© JUNGE FREIHEIT Verlag GmbH & Co.  www.jungefreiheit.de  45/13 / 01. November 2013

Kleopatras Spitzbrüste
Marionettentheater: Spejbl & Hurvinek
Thorsten Thaler

Was in den Geschichtsbüchern steht, ist Fiktion“, erklärt die Erzählerin dem Vater und seinem Sohn. Es gebe nur eine Geschichte, aber viele Geschichtsbücher. Vater und Sohn, das sind Spejbl & Hurvinek, die beiden bekanntesten Marionetten des tschechischen Puppenspielers Josef Skupa (1892–1957). Spejbl betrat 1920 die Szene, gefertigt von dem Holzschnitzer Karel Nosek. Sechs Jahre später schnitzte dessen Neffe Gustav Nosek die Hurvinek-Figur. Jetzt gastierte das Prager Marionettentheater für einige Auftritte in Berlin. Nachmittags wurde ein Kinderprogramm gespielt, abends ein Stück für Erwachsene.

Zu Beginn blättert Hurvinek in einem Geschichtsbuch und findet darin nur Kriege, Kriege und nochmals Kriege. Schnell vergeht ihm die Lust, doch Spejbl besteht darauf, daß sein Sohn ordentlich lernen soll. Mit Hilfe der Erzählerin leitet der Vater den Sohn nun durch geschichtliche Ereignisse, um ihm die Achtung vor berühmten Figuren der Vergangenheit beizubringen und ihm zu zeigen, daß Geschichte nicht nur eine endlose Abfolge von Kriegen bedeutet, sondern auch eine ganze Reihe genialer Ideen, Taten und Entdeckungen zum Wohle der Menschen hervorgebracht hat.
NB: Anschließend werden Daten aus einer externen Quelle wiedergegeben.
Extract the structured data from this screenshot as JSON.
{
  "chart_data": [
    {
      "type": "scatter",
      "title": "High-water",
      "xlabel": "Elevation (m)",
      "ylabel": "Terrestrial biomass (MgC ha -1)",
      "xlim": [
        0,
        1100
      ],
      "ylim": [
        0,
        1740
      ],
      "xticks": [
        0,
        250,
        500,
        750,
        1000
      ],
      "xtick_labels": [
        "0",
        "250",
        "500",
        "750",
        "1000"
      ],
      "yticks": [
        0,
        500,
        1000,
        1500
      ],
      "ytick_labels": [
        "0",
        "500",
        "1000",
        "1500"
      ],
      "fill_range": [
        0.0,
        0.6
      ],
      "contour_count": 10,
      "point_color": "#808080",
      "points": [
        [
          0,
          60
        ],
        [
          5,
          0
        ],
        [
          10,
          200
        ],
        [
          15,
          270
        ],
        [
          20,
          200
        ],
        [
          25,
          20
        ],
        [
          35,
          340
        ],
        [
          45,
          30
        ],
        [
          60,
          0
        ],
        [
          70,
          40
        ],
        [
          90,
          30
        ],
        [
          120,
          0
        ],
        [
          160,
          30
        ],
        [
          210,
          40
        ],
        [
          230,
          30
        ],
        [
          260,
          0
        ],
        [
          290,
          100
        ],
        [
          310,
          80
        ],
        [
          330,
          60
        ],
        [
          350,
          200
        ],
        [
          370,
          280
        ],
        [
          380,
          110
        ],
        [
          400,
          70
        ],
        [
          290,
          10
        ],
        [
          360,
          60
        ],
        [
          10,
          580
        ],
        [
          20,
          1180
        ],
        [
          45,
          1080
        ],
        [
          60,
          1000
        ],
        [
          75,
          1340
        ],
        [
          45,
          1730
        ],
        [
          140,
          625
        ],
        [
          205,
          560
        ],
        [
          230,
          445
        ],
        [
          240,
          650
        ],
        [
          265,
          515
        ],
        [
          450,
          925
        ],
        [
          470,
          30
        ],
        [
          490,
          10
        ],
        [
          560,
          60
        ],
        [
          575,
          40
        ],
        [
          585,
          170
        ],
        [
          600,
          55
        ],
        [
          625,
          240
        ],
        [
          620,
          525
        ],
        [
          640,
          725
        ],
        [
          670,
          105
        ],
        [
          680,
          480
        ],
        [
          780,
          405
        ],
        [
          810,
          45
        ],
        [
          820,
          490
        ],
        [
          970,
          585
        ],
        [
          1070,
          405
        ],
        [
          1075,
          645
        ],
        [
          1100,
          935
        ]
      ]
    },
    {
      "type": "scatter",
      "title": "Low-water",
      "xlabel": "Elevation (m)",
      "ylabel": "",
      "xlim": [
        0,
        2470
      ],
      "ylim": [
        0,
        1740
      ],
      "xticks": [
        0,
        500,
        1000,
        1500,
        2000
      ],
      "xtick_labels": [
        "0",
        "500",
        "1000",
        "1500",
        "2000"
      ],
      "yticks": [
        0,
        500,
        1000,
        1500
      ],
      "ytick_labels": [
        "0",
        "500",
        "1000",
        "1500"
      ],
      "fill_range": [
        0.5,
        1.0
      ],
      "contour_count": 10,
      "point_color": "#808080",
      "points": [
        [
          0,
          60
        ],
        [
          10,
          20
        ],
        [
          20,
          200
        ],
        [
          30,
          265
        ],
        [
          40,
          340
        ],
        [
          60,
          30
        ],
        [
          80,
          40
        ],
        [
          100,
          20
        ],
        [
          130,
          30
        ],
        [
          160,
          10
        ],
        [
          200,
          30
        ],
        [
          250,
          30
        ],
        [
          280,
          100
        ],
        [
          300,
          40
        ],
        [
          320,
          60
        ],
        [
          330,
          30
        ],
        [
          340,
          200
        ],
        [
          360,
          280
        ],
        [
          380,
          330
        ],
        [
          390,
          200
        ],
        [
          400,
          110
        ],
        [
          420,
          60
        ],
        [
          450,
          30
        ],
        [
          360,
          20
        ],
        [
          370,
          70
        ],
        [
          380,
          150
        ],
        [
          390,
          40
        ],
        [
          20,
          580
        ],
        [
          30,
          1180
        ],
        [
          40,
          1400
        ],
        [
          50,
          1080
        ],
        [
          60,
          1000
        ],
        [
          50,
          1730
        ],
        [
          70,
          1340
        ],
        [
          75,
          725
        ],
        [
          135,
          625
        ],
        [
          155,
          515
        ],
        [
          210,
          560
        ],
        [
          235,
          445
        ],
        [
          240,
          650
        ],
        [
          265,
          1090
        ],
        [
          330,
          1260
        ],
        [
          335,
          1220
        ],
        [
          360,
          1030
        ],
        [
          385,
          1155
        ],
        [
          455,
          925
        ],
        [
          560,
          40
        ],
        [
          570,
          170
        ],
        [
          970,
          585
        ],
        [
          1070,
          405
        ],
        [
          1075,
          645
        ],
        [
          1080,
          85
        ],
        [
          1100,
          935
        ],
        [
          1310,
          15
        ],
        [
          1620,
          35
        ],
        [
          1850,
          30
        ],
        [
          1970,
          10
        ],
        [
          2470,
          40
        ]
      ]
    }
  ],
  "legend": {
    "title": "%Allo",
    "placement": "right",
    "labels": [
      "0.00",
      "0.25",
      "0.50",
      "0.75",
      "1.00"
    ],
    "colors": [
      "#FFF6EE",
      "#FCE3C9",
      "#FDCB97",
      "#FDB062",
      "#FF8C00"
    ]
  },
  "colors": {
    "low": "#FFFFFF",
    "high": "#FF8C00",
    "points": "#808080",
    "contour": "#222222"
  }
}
Die gedankliche Reise führt ins Griechenland von König Agamemnon, nach Ägypten zu Kleopatra und nach Rom zu Julius Cäsar, außerdem geht es ins Großmährische Reich und zu den Hussiten.

„Was in den Geschichtsbüchern steht, ist Fiktion.“ Was hätte dieser Deklarativsatz nicht für ein famoser Ausgangspunkt für ein ebenso lehrreiches wie zugleich humorvolles Theaterstück sein können. Hätte, hätte, Fahrradkette. Außer vordergründigem Pennälerklamauk – Kleopatra ist mit monströsen nackten Spitzbrüsten und einem riesigen Hinterteil ausgestattet, mit dem sie aufreizend vor Cäsar herumwackelt – bieten die zweimal 50 Minuten Programm hauptsächlich gepflegte Langeweile. Vereinzelte Wortwitzchen in den Dialogen zwischen Spejbl und Hurvinek lassen zwar schmunzeln, tragen das Stück aber nicht über die gesamte Dauer. Einzig die Kunstfertigkeit der beiden Marionettenführer, mit der sie ihre Figuren lebendig werden lassen, sowie Martin Klasék, der beide Stimmen spricht, verdienen großen Beifall.

Am Ende des Puppenspiels steht die banale Erkenntnis, daß große Ideen und Erfindungen, die den Menschen dienen sollten, auch mißbraucht wurden, und Spejbl betet: „Gebe Gott, daß unsere Kinder nie mehr ‘Warum?’ fragen müssen.“ Ach Gottchen.